When Landscape Workshop encounters a branch that is struggling, Socolof says their first response is to shorten the intervals of control. They have weekly one-on-one meetings at all levels of the organization, and they will increase the frequency to twice a week or even daily until improvements take place.
He says they also get more granular. Landscape Workshop tracks all communication between account managers and their customers. If concerns arise, general managers will deep dive into specific exchanges, review texts and emails and accompany account managers during on-site visits.
“At this level of scrutiny, issues have nowhere to hide,” Socolof says.

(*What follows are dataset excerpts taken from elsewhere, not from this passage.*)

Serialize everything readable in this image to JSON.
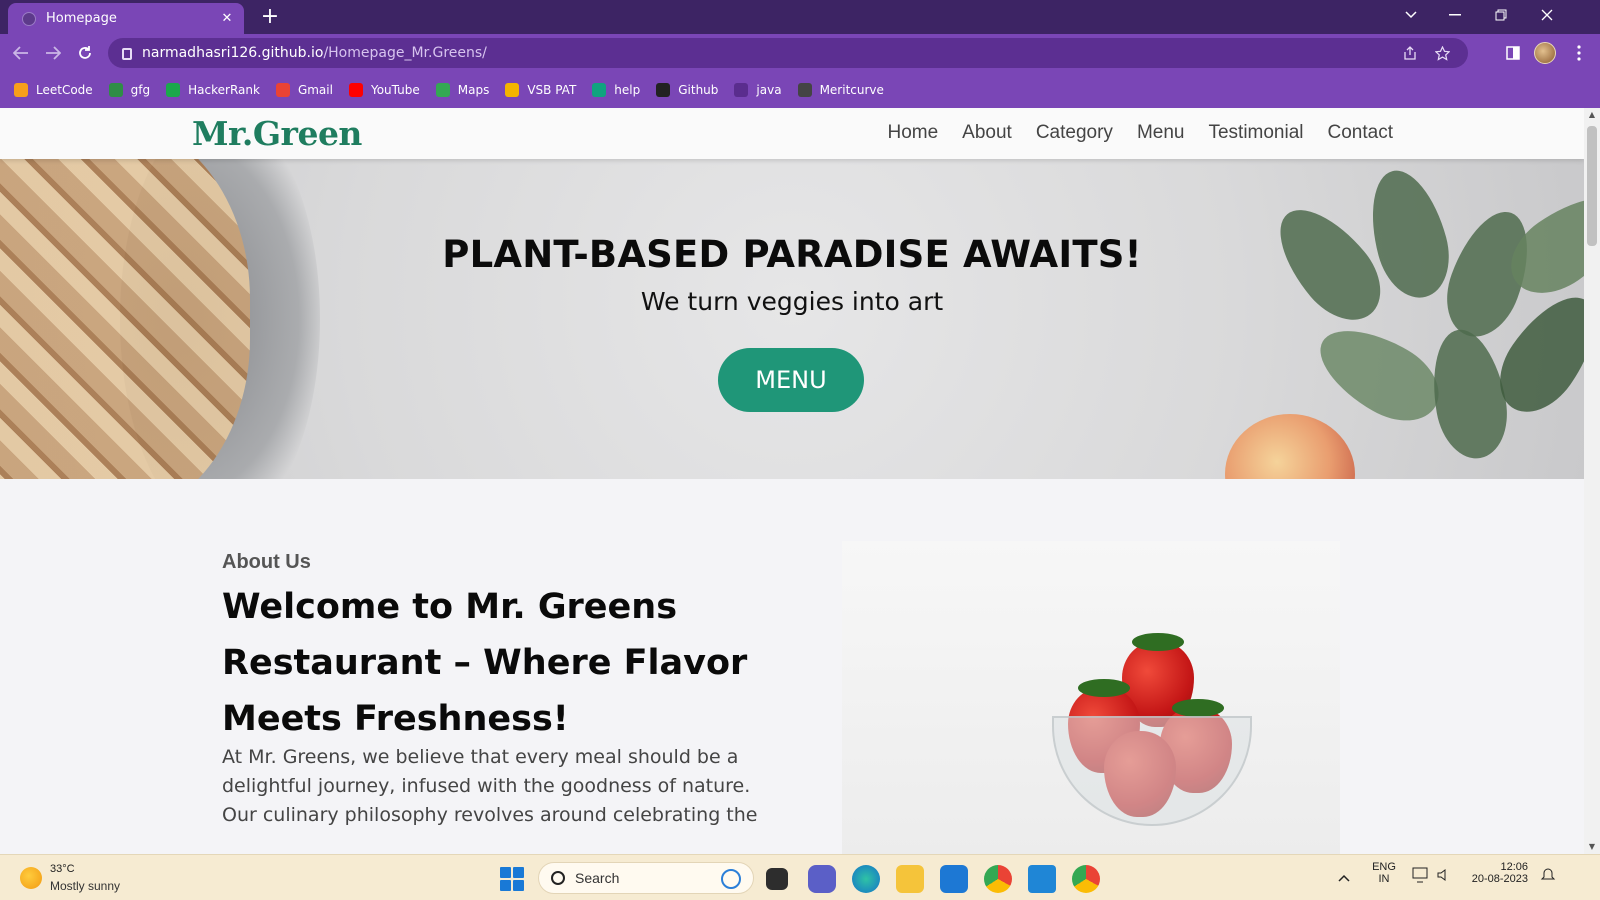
{
  "browser": {
    "tab_title": "Homepage",
    "url_host": "narmadhasri126.github.io",
    "url_path": "/Homepage_Mr.Greens/",
    "new_tab_symbol": "+",
    "close_symbol": "✕",
    "colors": {
      "frame": "#3d2464",
      "toolbar": "#7a46b6",
      "omnibox": "#5c2f92"
    },
    "bookmarks": [
      {
        "label": "LeetCode",
        "icon": "leetcode-icon",
        "color": "#f89f1b"
      },
      {
        "label": "gfg",
        "icon": "gfg-icon",
        "color": "#2f8d46"
      },
      {
        "label": "HackerRank",
        "icon": "hackerrank-icon",
        "color": "#1ba94c"
      },
      {
        "label": "Gmail",
        "icon": "gmail-icon",
        "color": "#ea4335"
      },
      {
        "label": "YouTube",
        "icon": "youtube-icon",
        "color": "#ff0000"
      },
      {
        "label": "Maps",
        "icon": "maps-icon",
        "color": "#34a853"
      },
      {
        "label": "VSB PAT",
        "icon": "vsb-icon",
        "color": "#f4b400"
      },
      {
        "label": "help",
        "icon": "chatgpt-icon",
        "color": "#10a37f"
      },
      {
        "label": "Github",
        "icon": "github-icon",
        "color": "#222222"
      },
      {
        "label": "java",
        "icon": "java-icon",
        "color": "#5a2d8e"
      },
      {
        "label": "Meritcurve",
        "icon": "globe-icon",
        "color": "#444444"
      }
    ]
  },
  "site": {
    "logo": "Mr.Green",
    "logo_color": "#1f7d5f",
    "nav": [
      "Home",
      "About",
      "Category",
      "Menu",
      "Testimonial",
      "Contact"
    ],
    "hero": {
      "title": "PLANT-BASED PARADISE AWAITS!",
      "subtitle": "We turn veggies into art",
      "button": "MENU",
      "button_color": "#1f9678"
    },
    "about": {
      "kicker": "About Us",
      "heading": "Welcome to Mr. Greens Restaurant – Where Flavor Meets Freshness!",
      "body": "At Mr. Greens, we believe that every meal should be a delightful journey, infused with the goodness of nature. Our culinary philosophy revolves around celebrating the"
    }
  },
  "taskbar": {
    "weather_temp": "33°C",
    "weather_desc": "Mostly sunny",
    "search_placeholder": "Search",
    "lang_top": "ENG",
    "lang_bottom": "IN",
    "time": "12:06",
    "date": "20-08-2023"
  }
}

Socolof says often when bad behavior is identified and questioned, excuses follow. He says the trick is to see through the noise by asking second and third-order questions to determine whether the response is legitimate or a cover-up for a bigger issue.
Maintaining Branch Excellence
When addressing a struggling branch, the amount of time it takes to turn things around can vary. Socolof says when they’ve responded too slowly, it can take years to turn things around. However, other times, they’ve been able to drive real change in as little as three months as they’ve learned to identify mediocrity earlier.
He says there isn’t one specific operational change that can remedy the situation.

“In extreme cases, we bring in a ‘fixer’ to take full control and reset the branch,” Socolof says. “This can involve a complete team change and a cultural rebuild. In cases where we catch problems early, a bit of feedback, coaching, or increased leadership presence often does the trick.”
Buy-in to adjust to these changes isn’t automatic. It’s based on trust and company culture.
“We spend more energy cultivating our culture than on any other aspect of our business,” Socolof says. “Over time, this fosters trust, which in turn drives buy-in for our initiatives.”
Once they’ve gotten a branch to excellence, Socolof says the key is celebrating and rewarding high performance.
“Winning creates a virtuous cycle — excellence breeds more excellence,” he says. “Our best branches receive top-tier recognition and rewards, keeping them motivated. However, even top-performing branches operate under our system, which quickly detects any cracks in performance or behaviors that drive success.”
If you’re struggling with subpar branches, the key is not to accept mediocrity.
Landscape Workshop often uses the marshmallow test, where children are given the choice between one marshmallow now or three if they wait, as a comparison. The branches that fail the marshmallow test avoid tough, long-term decisions. If this is acceptable at your organization, you will build a culture of mediocrity.
“In the short term, make performance transparent,” Socolof says. “If you don’t, mediocrity will creep in before you even realize it — and by then, you’ve already lost.”